The answer seems to assume that the probability density is uniform, meaning you have equally likely chance to pick a number within the interval.
Let [imath]X[/imath] be a random variable represents the number that get pick out of the interval. So the probability of picking any number with in the interval is: [imath]p(x)=\frac{1}{b-a}=\frac{1}{2-(-3)}=\frac{1}{5}[/imath].
Now, to find the probability of picking a positive number, this means we're picking [imath]x[/imath] from the interval [imath](0,2)[/imath].
Lastly, sum up all the probability of picking all the numbers within [imath](0,2)[/imath].
[math]\Pr( 0 < X <2 ) =\int_{0}^{2}\frac{1}{5}\, dx=0.4[/math]

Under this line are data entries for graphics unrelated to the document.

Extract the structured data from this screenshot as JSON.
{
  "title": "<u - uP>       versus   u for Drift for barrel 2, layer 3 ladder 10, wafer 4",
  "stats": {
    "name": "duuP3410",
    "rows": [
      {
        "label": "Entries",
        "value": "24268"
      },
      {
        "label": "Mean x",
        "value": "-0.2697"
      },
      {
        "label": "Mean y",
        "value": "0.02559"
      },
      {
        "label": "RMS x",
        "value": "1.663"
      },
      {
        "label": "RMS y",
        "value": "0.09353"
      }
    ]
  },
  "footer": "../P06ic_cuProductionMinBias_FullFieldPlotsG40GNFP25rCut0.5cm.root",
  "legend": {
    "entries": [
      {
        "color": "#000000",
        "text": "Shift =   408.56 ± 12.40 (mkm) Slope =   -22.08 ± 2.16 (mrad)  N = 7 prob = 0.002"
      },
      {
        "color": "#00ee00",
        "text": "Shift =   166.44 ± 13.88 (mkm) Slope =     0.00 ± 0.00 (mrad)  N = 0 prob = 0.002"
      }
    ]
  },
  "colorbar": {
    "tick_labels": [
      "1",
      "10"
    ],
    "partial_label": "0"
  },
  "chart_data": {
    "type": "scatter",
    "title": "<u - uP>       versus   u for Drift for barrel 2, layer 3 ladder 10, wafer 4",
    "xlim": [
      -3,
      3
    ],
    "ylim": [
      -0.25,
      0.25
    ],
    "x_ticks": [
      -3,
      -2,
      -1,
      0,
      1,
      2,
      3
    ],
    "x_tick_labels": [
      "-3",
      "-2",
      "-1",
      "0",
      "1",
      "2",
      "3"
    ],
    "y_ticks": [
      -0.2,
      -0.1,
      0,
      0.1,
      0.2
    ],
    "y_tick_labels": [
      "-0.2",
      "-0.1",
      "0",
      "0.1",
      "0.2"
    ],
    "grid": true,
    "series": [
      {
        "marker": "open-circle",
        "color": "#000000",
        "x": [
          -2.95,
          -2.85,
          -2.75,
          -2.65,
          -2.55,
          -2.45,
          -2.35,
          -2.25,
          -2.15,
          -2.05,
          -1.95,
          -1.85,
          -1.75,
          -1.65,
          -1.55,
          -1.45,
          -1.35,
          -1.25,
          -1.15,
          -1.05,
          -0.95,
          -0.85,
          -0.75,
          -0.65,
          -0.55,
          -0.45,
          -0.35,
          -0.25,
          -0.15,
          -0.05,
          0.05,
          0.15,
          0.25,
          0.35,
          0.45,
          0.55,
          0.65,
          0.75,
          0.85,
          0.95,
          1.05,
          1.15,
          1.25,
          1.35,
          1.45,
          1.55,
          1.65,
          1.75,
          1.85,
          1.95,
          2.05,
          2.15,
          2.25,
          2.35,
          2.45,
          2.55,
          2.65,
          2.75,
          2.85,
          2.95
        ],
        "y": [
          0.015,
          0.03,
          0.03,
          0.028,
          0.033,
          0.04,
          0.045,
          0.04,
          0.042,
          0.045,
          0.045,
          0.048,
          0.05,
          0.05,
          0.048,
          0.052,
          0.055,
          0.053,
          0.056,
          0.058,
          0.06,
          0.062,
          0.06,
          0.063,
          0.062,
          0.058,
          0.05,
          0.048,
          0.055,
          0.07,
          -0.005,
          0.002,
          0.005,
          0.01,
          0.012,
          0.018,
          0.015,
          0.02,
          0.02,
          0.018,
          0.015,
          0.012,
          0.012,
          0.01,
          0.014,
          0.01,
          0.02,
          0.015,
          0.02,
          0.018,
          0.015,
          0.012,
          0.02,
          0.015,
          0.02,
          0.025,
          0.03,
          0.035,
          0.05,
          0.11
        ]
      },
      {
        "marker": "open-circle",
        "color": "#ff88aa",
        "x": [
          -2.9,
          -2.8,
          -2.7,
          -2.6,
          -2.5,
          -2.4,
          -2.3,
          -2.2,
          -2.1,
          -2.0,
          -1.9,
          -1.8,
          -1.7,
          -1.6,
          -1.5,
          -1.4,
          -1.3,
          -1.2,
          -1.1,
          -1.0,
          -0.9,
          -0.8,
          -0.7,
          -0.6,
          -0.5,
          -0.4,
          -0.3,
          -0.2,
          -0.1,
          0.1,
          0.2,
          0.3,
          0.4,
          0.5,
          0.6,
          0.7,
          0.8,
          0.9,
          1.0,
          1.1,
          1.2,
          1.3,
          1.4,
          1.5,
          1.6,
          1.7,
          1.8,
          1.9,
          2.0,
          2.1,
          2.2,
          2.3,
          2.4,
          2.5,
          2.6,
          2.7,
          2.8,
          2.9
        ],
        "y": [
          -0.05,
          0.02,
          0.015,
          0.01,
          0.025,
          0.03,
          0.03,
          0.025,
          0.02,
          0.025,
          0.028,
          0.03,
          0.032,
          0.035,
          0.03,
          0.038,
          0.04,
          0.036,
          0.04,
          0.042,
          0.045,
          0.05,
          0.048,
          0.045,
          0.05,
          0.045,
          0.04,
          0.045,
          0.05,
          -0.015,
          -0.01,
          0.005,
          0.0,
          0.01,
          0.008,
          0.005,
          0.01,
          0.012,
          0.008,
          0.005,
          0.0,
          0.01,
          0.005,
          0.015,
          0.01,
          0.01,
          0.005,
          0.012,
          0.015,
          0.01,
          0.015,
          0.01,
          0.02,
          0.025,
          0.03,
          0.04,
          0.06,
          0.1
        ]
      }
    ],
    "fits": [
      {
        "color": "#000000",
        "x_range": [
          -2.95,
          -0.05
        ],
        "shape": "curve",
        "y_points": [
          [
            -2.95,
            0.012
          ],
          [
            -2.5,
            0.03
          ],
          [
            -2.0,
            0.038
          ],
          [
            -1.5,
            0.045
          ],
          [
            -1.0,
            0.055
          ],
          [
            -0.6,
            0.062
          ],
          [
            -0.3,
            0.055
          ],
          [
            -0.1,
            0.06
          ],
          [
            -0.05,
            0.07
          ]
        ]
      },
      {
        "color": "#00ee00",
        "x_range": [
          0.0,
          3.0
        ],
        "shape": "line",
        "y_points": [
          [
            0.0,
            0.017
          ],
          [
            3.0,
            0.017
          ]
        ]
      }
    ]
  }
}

Does it not make a difference that 2 isn't included unlike the other numbers?

 

[BigBeachBanana]

Where did this come from

It comes from the continuous uniform distribution. You can learn more about it here.

Does it not make a difference that 2 isn't included unlike the other numbers?

For continuous probability, the inclusion does not impact the result because, in general:

[math]\Pr(X \le x)=\Pr ( X < x ) + \Pr( X = x )=\int_{a}^{x}f(x)\,dx+\int_{x}^{x}f(x)\,dx=\Pr( X < x )+0\\ \therefore \Pr(X \le x)=\Pr( X < x )[/math]
In simple terms, the probability of picking an exact number within a continuous interval is 0 as there are infinitely many. However, this is not the case for discrete probability.